The city of Chicago is home to nearly 3 million people, and it is currently the third most populous city in the US. Furthermore, its Cook County is the second most populous county in the country. Owing to this massive population, there are a range of transport options in the city. One of these is the city's Divvy Bike-sharing system, complete with hundreds of stations and thousands of bikes & scooters. It is currently operated by the ride-sharing company Lyft, and has been in existence for 9 years.
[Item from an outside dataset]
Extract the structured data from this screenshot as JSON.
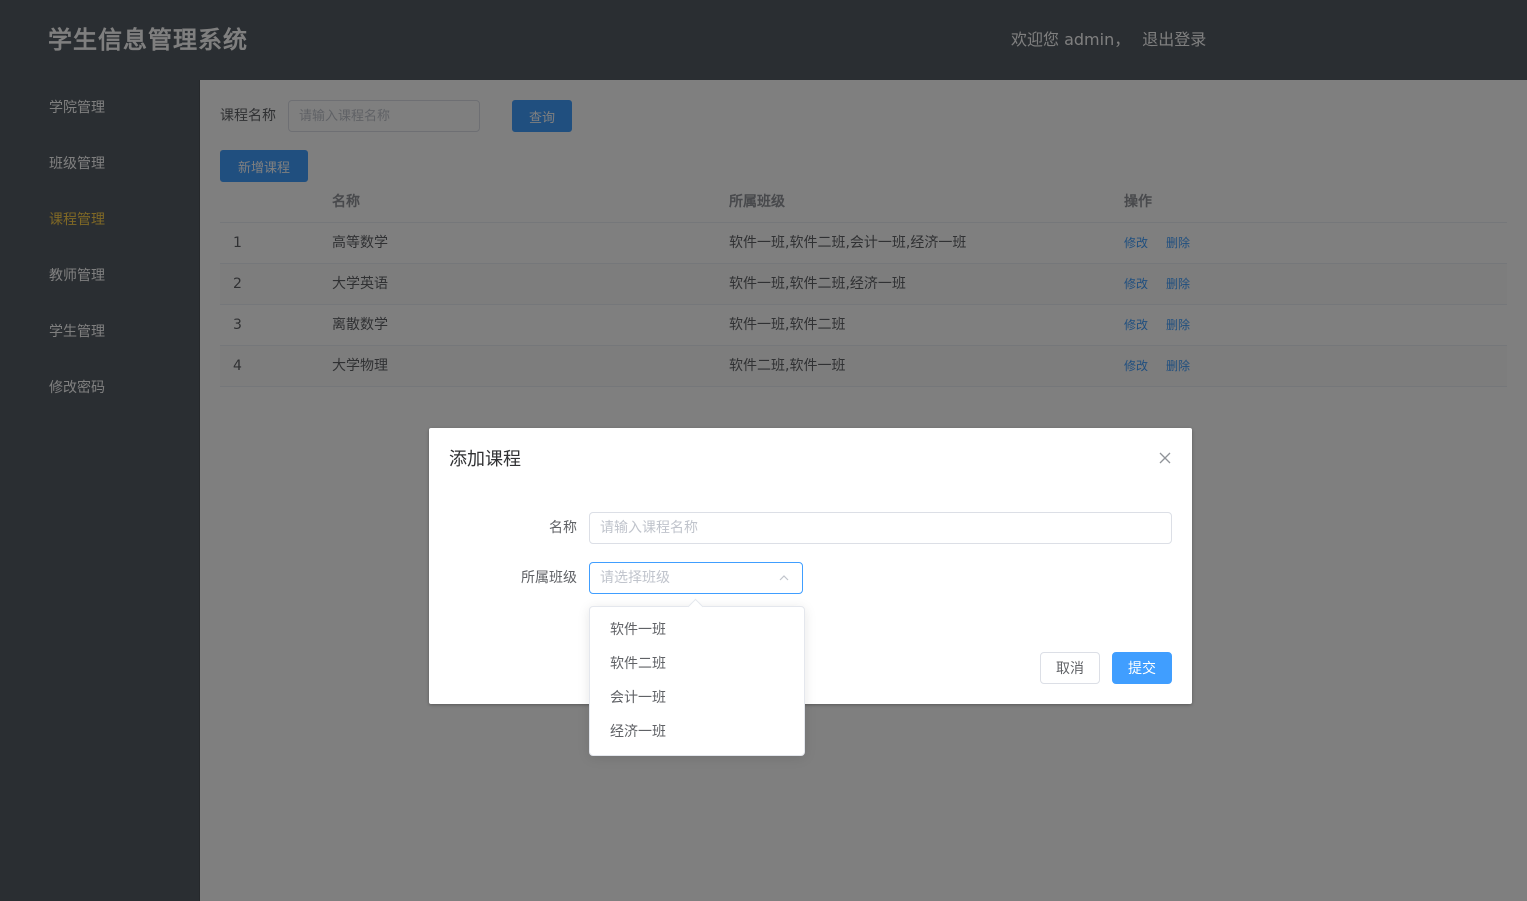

With this many trips taking place every day for this long, this makes Divvy's historical trip data an attractive source of time-series data (at least for me :D), especially because the data is updated monthly.
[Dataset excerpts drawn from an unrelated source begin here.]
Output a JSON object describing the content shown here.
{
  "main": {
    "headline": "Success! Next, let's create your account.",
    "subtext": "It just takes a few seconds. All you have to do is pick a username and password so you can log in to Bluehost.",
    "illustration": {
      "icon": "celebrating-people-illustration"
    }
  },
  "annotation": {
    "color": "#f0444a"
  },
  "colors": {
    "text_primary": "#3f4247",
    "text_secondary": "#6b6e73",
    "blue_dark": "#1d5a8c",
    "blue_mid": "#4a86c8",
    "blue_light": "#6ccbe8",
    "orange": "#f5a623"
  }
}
How can we predict the number of trips that will start and end at various stations in the city each hour?
- Being able to anticipate spikes in activity will enable Divvy to allocate bikes and scooters more efficiently over time.
- This capabability could help the management to plan any possible changes in the scale of their services in a given area.
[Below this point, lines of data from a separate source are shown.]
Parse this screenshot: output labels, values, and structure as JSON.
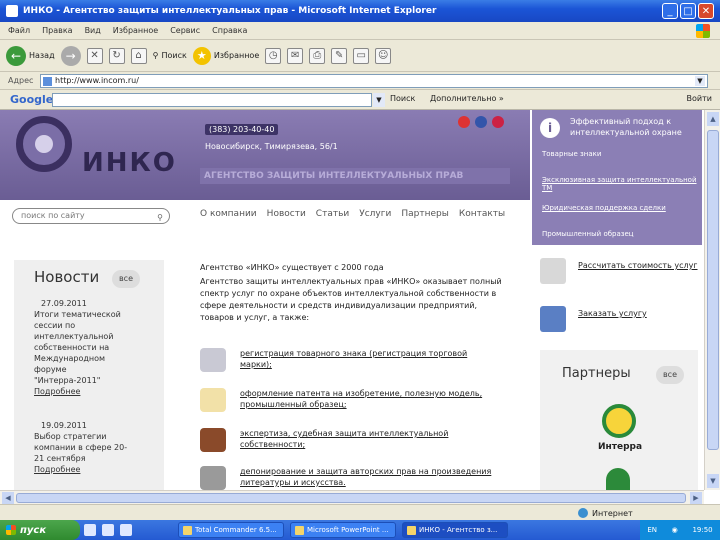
{
  "window": {
    "title": "ИНКО - Агентство защиты интеллектуальных прав - Microsoft Internet Explorer"
  },
  "menu": [
    "Файл",
    "Правка",
    "Вид",
    "Избранное",
    "Сервис",
    "Справка"
  ],
  "toolbar": {
    "back": "Назад",
    "search": "Поиск",
    "favorites": "Избранное"
  },
  "address": {
    "label": "Адрес",
    "url": "http://www.incom.ru/"
  },
  "google": {
    "logo": "Google",
    "search": "Поиск",
    "more": "Дополнительно »",
    "signin": "Войти"
  },
  "site": {
    "logo_text": "ИНКО",
    "phone": "(383) 203-40-40",
    "address": "Новосибирск, Тимирязева, 56/1",
    "tagline": "АГЕНТСТВО ЗАЩИТЫ ИНТЕЛЛЕКТУАЛЬНЫХ ПРАВ",
    "search_placeholder": "поиск по сайту",
    "nav": [
      "О компании",
      "Новости",
      "Статьи",
      "Услуги",
      "Партнеры",
      "Контакты"
    ]
  },
  "news": {
    "title": "Новости",
    "all": "все",
    "items": [
      {
        "date": "27.09.2011",
        "text": "Итоги тематической сессии по интеллектуальной собственности на Международном форуме \"Интерра-2011\"",
        "more": "Подробнее"
      },
      {
        "date": "19.09.2011",
        "text": "Выбор стратегии компании в сфере 20-21 сентября",
        "more": "Подробнее"
      }
    ]
  },
  "intro": {
    "p1": "Агентство «ИНКО» существует с 2000 года",
    "p2": "Агентство защиты интеллектуальных прав «ИНКО» оказывает полный спектр услуг по охране объектов интеллектуальной собственности в сфере деятельности и средств индивидуализации предприятий, товаров и услуг, а также:"
  },
  "services": [
    "регистрация товарного знака (регистрация торговой марки);",
    "оформление патента на изобретение, полезную модель, промышленный образец;",
    "экспертиза, судебная защита интеллектуальной собственности;",
    "депонирование и защита авторских прав на произведения литературы и искусства."
  ],
  "dropdown": {
    "head": "Эффективный подход к интеллектуальной охране",
    "links": [
      "Товарные знаки",
      "Эксклюзивная защита интеллектуальной ТМ",
      "Юридическая поддержка сделки",
      "Промышленный образец"
    ]
  },
  "right_services": [
    "Рассчитать стоимость услуг",
    "Заказать услугу"
  ],
  "partners": {
    "title": "Партнеры",
    "all": "все",
    "name": "Интерра"
  },
  "status": {
    "zone": "Интернет"
  },
  "taskbar": {
    "start": "пуск",
    "tasks": [
      "Total Commander 6.5...",
      "Microsoft PowerPoint ...",
      "ИНКО - Агентство з..."
    ],
    "lang": "EN",
    "clock": "19:50"
  }
}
- Having models that predict customer activity in this way can provide a sense of confidence in managements understanding customer behaviour.
Build a complete end-to-end machine learning system that culminates in a simple frontend which provides the desired predictions in an interactive manner.
- ingests the available recent monthly usage data
- runs preprocessing procedures to produce time series data
- transforms the time series data into training data
- trains models (with selected architectures) to predict hourly arrivals and departures
- implements optional hyperparameter tuning during training
- logs the best model to CometML's model registry
- Provides code that allows for interaction with the Hopsorks Feature Store API.
- Backfills the Hopsworks feature store with time series data and predictions
- Delivers these predictions through a simple Streamlit frontend.
- Github actions are used to backfill the feature store with new predictions every hour.
A containerised version of the app is available here.
-
Clone the repository:
$ git clone https://github.com/maadabrandon/Hourly-Divvy-Trip-Predictor
-
Install Poetry
$ curl -sSL https://install.python-poetry.org | python3 -
-
Enter the project directory and run:
$ poetry install
-
Register free accounts on Hopsworks and CometML. Then copy your project names(for both platforms), API keys(again for both platforms), Comet workspace name, and email address into a .env file.
-
Backfill the Hopsworks feature groups with historical data:
$ make backfill-features
-
Run the training pipeline:
$ make train-all
-
Backfill the Hopsworks feature groups with predictions:
$ make backfill-predictions
-
View the frontend:
$ make frontend